Ellis' downfall began with an interview he gave in 2000 to The Boston Globe. The historian claimed that he had gone to Vietnam as a platoon leader and paratrooper and served on the staff of Gen. William C. Westmoreland.
In June 2001, after reviewing public records and interviewing some of Ellis' friends and colleagues, the Globe contradicted his assertions. The author, a professor at Mount Holyoke College who had just won a Pulitzer Prize for "Founding Brothers," said he had lied and was suspended for a year without pay.
A month later, McCullough was criticized in Harper's Magazine for writing in "John Adams" that Thomas Jefferson had called the second president a "colossus of independence."

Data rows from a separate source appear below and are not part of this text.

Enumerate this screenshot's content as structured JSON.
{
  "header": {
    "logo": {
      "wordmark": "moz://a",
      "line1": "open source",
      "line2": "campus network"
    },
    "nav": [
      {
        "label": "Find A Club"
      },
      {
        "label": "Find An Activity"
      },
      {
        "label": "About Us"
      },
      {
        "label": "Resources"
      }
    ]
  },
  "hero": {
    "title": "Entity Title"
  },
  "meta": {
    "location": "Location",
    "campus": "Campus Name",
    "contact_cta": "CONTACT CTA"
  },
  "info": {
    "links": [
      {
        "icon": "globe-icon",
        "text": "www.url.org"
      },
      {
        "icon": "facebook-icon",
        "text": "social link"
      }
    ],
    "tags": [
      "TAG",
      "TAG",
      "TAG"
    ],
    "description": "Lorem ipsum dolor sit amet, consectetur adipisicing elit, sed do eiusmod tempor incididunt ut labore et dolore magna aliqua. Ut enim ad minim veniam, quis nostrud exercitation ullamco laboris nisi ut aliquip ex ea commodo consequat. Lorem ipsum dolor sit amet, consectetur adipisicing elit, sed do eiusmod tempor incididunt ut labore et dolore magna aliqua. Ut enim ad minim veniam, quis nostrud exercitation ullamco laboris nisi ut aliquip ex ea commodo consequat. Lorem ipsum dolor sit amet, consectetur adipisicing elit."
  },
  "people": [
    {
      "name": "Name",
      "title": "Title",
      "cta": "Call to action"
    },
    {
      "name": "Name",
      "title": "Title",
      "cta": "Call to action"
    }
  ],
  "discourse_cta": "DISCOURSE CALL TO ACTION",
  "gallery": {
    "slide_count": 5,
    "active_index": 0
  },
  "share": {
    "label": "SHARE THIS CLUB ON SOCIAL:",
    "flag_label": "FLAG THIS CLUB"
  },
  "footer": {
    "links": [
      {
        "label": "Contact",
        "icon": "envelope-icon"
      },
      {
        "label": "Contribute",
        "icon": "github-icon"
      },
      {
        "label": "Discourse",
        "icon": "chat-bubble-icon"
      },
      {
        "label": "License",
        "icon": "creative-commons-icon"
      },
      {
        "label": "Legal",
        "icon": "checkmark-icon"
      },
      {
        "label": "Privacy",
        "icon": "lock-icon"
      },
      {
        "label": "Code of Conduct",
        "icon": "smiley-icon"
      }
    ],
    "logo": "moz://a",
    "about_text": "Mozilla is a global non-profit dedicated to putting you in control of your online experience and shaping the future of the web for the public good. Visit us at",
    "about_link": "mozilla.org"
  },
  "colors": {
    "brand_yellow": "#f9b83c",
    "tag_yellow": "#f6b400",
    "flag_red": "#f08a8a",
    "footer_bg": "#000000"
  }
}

The only problem: Jefferson never said it. McCullough admitted he had erred.
"It's hard work; you're trying to get the truth about distant times," he told The Associated Press this week. "When you make the mistakes, it's very painful, but you will make mistakes. We're imperfect, in an imperfect world."
Book editor Green and others say there's virtually no such thing as a flawless history book. McCullough notes he's seen errors made by some of the writers he admires most.
"I go back to (Francis) Parkman and Samuel Eliot Morrison, and I see mistakes in those books," he said. "But s what? That shouldn't make us throw our hands up in disgust and disapproval. Look at what they did! Look at what they wrote! Where would we be without them?"
The allegations against Ambrose and Goodwin are more serious and more infrequent; the American Historical Association has given full review to just 14 plagiarism cases since 1993. "The profession polices itself," Foner says. "We're all interested readers."
Goodwin acknowledged recently that "The Fitzgeralds and the Kennedys," released in 1987, contained sentences that closely resembled prose from three other books. She settled privately with one of the authors soon after publication.
At least five books by Ambrose, a retired history professor, have been cited for material lifted from other sources. The historian has both apologized and defended himself, saying he footnoted the passages in question, a policy most of his peers consider inadequate.
Fame at first protected Ambrose. Thomas Childers, a University of Pennsylvania professor who thought Ambrose's "The Wild Blue" lifted passages from Childers' "Wings of Morning," was at first hesitant to take on someone so well known.
But once his suspicions were confirmed earlier this month, Childers spoke up. He said he was "surprised and disappointed," condemned Ambrose for his "chutzpah" and dropped the historian's "Band of Brothers" from his class syllabus.
Meanwhile, sales jumped for "Wings of Morning."